これで計画通りに中庭へ抜けることができる。まだ前の公演中だから、窓から見える庭の方には誰もいない。
(でもきっと狐はいるわ)
お茶席から庭に出る。池と滝を抜けて初めて彼に会った御廟の方へ向かった。もう枝垂れ桜とうに散り、藤の花が降るように散ってきた。
(中庭に藤棚なんてあったかしら?)
塔子は上を見上げた。御廟の方には大きな藤の木があり、木の上に寝そべる狐の姿が目に入った。その花びらが降ってきていた。
「まだ5月にもならないのに、藤が全部散っちゃうわ。どうせまた妖術で咲かせたんでしょう」
「塔子が、私に会いにくるのが見えたのでね。何かしてあげたくなったんだよ」
ふわりと、藤の花と共に降りてきた姿はまるで天女のように神々しい。思わず見惚れてしまう。
「今日はお願いがあってきたの」
狐は興味深そうに眉を上げる。
「申してみよ、対価は高いぞ」
口調とは裏腹に上機嫌なようだ。
「あのね、今からここで友達と都をどりを観劇するから、今日だけは邪魔しないでほしいの。普通の日が過ごしたいから」
「塔子はそんな事を言うために私に会いにきたのか?」
「そう、何にもしないでほしいの。私のこと忘れてたなら忘れたままでいいから!」
狐は塔子の願いに不満げな表情を浮かべる。
「お前の願いを叶えてやってもいいと思った私が馬鹿みたいじゃないか」
少し拗ねたように狐が呟く。
「本当にお願い、お願いなの」
塔子が頼めば頼むほど、狐は面白くなさそうな顔になる。しかし必死な表情の塔子に根負けしたように、溜め息をついた。
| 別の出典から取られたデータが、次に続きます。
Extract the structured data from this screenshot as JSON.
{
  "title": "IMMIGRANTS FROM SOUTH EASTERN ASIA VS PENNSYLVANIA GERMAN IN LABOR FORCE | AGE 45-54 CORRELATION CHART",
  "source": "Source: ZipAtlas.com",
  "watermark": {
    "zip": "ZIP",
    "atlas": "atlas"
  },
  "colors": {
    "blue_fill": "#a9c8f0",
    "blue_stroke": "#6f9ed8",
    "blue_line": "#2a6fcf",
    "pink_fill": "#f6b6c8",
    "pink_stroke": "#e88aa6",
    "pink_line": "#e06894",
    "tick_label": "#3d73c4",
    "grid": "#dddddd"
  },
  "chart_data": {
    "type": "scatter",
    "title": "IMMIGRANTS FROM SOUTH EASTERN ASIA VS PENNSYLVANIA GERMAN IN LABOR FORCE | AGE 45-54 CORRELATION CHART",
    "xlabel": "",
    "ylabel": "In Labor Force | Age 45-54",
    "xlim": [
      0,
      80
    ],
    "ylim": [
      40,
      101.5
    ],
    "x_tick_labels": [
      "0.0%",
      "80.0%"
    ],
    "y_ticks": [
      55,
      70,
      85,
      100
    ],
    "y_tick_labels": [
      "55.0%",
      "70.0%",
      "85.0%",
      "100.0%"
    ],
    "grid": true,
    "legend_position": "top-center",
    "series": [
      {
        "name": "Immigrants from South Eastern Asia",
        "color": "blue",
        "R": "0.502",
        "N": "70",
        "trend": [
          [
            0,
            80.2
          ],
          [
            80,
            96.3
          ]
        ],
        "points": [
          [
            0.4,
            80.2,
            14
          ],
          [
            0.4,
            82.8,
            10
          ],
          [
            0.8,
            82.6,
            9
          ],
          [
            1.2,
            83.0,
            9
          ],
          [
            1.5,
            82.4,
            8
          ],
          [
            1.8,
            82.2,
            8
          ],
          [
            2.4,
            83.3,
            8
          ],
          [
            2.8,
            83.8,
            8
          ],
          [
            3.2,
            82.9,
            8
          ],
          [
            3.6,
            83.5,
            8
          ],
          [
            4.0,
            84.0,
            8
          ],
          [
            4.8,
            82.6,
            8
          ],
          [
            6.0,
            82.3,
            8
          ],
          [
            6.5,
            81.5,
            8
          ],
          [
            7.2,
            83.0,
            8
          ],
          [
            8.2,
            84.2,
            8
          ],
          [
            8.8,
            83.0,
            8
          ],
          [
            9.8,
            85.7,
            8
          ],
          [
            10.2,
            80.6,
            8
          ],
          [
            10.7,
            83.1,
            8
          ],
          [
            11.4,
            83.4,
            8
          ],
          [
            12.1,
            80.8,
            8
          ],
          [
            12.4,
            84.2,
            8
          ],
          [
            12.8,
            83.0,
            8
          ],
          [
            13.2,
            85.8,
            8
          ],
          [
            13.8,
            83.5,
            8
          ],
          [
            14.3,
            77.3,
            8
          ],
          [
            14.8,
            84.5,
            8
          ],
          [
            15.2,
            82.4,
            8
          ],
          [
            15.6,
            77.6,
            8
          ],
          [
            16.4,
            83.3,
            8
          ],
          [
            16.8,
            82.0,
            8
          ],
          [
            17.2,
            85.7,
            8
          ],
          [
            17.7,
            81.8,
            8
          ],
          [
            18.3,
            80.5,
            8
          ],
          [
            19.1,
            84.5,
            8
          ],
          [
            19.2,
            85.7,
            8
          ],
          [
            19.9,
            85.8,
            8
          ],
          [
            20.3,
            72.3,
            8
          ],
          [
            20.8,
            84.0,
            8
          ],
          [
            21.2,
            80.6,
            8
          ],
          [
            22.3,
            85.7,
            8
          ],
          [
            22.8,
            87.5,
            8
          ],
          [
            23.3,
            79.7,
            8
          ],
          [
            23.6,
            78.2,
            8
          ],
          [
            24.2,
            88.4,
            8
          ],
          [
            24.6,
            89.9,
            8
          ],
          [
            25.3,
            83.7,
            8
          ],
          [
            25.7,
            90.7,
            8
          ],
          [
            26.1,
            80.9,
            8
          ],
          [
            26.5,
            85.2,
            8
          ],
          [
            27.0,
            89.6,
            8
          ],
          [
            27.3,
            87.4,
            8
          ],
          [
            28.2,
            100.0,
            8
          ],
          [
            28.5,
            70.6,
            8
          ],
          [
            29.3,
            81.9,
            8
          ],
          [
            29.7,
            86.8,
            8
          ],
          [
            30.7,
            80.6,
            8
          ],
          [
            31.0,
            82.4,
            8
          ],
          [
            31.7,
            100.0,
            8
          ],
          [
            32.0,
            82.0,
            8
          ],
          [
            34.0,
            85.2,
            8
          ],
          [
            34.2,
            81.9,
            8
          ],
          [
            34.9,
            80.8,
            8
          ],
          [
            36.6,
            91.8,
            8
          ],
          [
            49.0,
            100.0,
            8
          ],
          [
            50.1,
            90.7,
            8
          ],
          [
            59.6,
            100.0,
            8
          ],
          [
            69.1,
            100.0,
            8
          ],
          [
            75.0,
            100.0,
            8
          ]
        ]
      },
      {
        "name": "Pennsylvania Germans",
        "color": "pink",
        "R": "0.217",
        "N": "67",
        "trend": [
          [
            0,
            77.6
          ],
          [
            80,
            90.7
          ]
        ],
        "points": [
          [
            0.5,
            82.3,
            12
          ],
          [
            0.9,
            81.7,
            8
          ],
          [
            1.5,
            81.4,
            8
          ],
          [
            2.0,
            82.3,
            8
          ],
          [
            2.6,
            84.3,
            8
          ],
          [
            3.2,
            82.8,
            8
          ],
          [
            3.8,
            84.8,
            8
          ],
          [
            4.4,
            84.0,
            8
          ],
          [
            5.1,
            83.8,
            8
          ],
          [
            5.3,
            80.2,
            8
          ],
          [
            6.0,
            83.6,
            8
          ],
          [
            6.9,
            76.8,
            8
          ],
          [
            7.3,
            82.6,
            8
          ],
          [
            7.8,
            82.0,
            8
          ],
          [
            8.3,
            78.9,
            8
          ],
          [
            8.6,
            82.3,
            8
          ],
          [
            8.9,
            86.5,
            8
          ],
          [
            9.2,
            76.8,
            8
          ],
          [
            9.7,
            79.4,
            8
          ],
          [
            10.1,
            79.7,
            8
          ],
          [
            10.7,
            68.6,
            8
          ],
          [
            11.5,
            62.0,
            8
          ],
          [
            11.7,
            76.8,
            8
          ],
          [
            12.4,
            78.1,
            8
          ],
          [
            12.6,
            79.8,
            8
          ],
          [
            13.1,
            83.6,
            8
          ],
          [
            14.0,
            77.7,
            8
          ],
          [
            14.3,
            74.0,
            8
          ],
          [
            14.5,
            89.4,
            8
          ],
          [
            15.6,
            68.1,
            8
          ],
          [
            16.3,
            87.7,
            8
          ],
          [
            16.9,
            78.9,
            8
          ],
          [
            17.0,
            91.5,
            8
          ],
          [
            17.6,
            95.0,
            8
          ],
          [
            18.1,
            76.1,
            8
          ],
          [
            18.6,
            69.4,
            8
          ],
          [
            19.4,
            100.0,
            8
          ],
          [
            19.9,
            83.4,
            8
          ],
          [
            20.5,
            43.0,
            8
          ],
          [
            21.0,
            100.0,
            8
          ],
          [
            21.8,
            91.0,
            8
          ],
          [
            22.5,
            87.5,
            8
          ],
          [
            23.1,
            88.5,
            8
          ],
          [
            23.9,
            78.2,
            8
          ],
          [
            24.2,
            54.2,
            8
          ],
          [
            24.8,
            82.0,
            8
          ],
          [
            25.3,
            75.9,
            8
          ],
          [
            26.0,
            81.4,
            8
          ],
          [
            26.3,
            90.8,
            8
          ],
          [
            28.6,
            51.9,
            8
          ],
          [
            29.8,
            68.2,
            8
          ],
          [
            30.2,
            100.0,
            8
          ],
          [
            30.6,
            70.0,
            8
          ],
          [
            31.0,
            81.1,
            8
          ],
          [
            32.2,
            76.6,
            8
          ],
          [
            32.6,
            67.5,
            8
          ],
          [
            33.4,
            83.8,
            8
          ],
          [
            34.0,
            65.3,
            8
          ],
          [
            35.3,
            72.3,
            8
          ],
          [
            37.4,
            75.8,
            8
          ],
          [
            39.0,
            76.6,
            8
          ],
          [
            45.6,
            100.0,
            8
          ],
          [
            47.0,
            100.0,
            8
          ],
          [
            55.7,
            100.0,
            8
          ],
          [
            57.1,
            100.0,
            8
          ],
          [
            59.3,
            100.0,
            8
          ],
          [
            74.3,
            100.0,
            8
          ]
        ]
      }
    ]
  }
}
「高い対価をもらうからな?それにお願いのやり方が違う」
「じゃあどうするの?」
きょとんとなる塔子に狐は意地悪そうに笑って答える。
「私の耳元で囁け」
狐は膝を降り、塔子の腰に手を回す。
「友達との時間を邪魔しないでください、よろしくお願いします…?」
距離の近さに戸惑いながらも、私の囁いた願いに狐は弓形の眉を顰めた。
「全然違う」
狐の綺麗な髪の間から、白銀色のふわふわな耳がピンとたった。
「まず耳はここ。それから私の名前を呼べ。あとは、そうだな願いの内容は胸糞が悪い。もう、お願いって囁くだけでいい」
「名前知らないわ」
そう言う塔子を至近距離で見つめる金色の瞳が驚きに見開いた。
「花嫁になるのに、私の名前も知らなかったのか」
「え、花嫁にはならないです」
塔子は無碍に即答する。
「まあ、いい。今日は名前だけでも覚えていけ。私の名前は
藤の花が吹雪のように私たちに吹き付ける。降る花弁に塗れて吹雪の姿はあまりに美しかった。吹雪は願いを待っているように塔子を見つめた。
塔子は自分の鼓動の高鳴りを感じた。戸惑いながらも、ふわふわの耳に顔を近づける。鼻の先に触れる毛の感触がくすぐったい。今更嫌だとも言えない。目をギュッとつぶり、私は囁いた。
「吹雪…お願い…」
「分かった。九尾の狐が聞き届けよう」
吹雪の唇が塔子の唇に触れる。塔子はびっくりして目を開けたが、そこに吹雪の姿は既になく、藤の花がただ散っていた。